A Palermo dal 13 al 18 luglio, riflettori accesi nella Galleria Nicola Scafidi di Villa Niscemi, dove gli artisti hanno messo in luce le emozioni del “Profondismo Pittorico” e quelle legate alla vita quotidiana, attraverso la poesia.

E’ l’anima che si esprime attraverso i colori accesi della pittura, è quello che riporta su tela la mano del maestro palermitano Ignazio Pensovecchio, padre della corrente del Profondismo Pittorico, che nasce alla fine degli anni novanta. “ Racconto ciò che l’anima desta, attraverso la complicità e la vivacità dei colori, afferma il maestro Pensovecchio, vita, sofferenza e poi ancora vita, gioia e dolore che si rinnova ancora una volta in gioia, al fine di stimolare tutti i sensi”. La Sicilia ha potuto ammirare le sue opere esposte nei principali siti storici dell’Isola, varcando la regione è approdato anche nella culla della cultura, Firenze e già nel suo cammino si intravedono prospettive nuove.

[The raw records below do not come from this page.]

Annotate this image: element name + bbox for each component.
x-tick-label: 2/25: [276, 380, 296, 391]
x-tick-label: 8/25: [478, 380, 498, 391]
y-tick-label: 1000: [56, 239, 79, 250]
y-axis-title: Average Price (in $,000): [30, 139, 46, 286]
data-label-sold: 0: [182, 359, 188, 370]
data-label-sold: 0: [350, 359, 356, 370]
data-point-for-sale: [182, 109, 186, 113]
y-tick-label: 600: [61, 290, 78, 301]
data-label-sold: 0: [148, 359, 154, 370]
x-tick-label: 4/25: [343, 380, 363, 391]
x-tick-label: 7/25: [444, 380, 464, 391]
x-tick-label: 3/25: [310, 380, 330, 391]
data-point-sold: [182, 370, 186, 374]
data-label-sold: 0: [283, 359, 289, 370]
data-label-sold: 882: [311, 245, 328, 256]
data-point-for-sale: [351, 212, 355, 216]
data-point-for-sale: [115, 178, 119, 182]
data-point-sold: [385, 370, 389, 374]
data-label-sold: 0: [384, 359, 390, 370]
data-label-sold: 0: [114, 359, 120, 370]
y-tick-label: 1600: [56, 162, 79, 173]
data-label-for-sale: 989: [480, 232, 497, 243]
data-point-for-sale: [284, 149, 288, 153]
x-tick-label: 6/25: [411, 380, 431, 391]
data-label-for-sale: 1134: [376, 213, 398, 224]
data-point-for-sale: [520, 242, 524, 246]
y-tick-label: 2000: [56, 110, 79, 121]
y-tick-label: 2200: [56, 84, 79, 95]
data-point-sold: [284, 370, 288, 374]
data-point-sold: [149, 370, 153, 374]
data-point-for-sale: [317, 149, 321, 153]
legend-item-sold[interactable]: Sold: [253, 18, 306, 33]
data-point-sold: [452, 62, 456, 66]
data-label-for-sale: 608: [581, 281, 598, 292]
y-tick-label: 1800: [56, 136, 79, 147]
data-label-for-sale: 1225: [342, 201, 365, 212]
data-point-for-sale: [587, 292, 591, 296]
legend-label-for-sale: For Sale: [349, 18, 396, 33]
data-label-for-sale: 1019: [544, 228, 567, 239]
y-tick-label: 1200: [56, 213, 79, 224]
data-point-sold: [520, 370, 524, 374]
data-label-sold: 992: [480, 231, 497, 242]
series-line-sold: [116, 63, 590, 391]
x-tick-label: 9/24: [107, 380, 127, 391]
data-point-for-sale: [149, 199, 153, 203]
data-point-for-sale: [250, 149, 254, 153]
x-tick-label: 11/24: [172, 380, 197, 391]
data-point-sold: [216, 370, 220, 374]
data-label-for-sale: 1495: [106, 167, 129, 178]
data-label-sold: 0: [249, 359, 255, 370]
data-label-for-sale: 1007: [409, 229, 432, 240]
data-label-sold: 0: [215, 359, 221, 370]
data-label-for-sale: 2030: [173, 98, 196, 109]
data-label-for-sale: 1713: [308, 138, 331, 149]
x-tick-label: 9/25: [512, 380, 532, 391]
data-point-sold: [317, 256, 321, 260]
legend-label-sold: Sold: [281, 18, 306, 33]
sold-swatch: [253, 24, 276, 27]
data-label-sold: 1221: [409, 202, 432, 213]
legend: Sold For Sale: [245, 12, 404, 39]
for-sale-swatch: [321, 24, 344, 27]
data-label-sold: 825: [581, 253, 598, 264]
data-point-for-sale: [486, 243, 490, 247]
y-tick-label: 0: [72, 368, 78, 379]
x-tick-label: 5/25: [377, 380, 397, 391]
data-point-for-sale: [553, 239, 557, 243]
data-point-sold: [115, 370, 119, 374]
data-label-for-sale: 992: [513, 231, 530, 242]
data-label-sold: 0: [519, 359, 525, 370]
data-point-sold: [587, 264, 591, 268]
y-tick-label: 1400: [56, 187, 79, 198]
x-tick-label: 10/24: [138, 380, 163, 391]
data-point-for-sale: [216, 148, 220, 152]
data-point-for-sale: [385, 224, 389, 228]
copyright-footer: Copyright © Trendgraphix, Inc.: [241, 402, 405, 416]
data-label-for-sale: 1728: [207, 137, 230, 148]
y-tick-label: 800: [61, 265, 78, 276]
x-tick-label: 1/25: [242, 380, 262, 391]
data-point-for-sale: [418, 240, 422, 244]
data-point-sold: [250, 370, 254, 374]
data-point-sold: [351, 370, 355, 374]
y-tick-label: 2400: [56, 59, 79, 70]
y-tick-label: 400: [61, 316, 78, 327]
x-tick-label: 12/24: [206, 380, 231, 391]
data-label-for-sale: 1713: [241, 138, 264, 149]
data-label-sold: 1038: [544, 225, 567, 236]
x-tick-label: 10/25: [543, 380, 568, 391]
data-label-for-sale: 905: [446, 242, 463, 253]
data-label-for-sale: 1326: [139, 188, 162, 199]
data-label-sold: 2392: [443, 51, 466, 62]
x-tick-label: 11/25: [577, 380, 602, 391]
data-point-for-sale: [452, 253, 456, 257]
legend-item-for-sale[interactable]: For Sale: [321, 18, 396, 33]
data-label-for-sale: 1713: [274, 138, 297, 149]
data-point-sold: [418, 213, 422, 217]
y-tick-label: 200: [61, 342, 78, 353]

A fare da connubio all’arte pittorica, i versi e la raccolta “Pensieri e Parole” della poetessa Monica Michela Coniglio, giovane autrice di Petralia Sottana. La poetessa siciliana, da sempre ha mantenuta accesa la fiamma per la poesia, nel suo diario di adolescente e poi con la maturità è riuscita a trasmettere su carta i suoi messaggi, rivolti a tutte le classi sociali senza distinzione. “Esprimo attraverso i miei versi, l’amore per la vita, la sofferenza generata dalla violenza sulle donne, la rinascita e le mille sfumature della quotidianità”, sottolinea l'artista. Ha esordito con il concorso letterario Alda Merini, arrivando tra i finalisti e da allora ha intrapreso la via della poesia sino alla prima raccolta. In cantiere altri progetti, “a breve avrò il piacere di comporre anche testi canori, i miei versi avranno anche musicalità, aggiunge Monica Michela Coniglio, il mio percorso è in fase di evoluzione”.

Poesia e pittura dei due artisti si intersecano a perfezione, dando vita ad una proficua collaborazione, dove i versi danno voce alle intense impressioni su tela.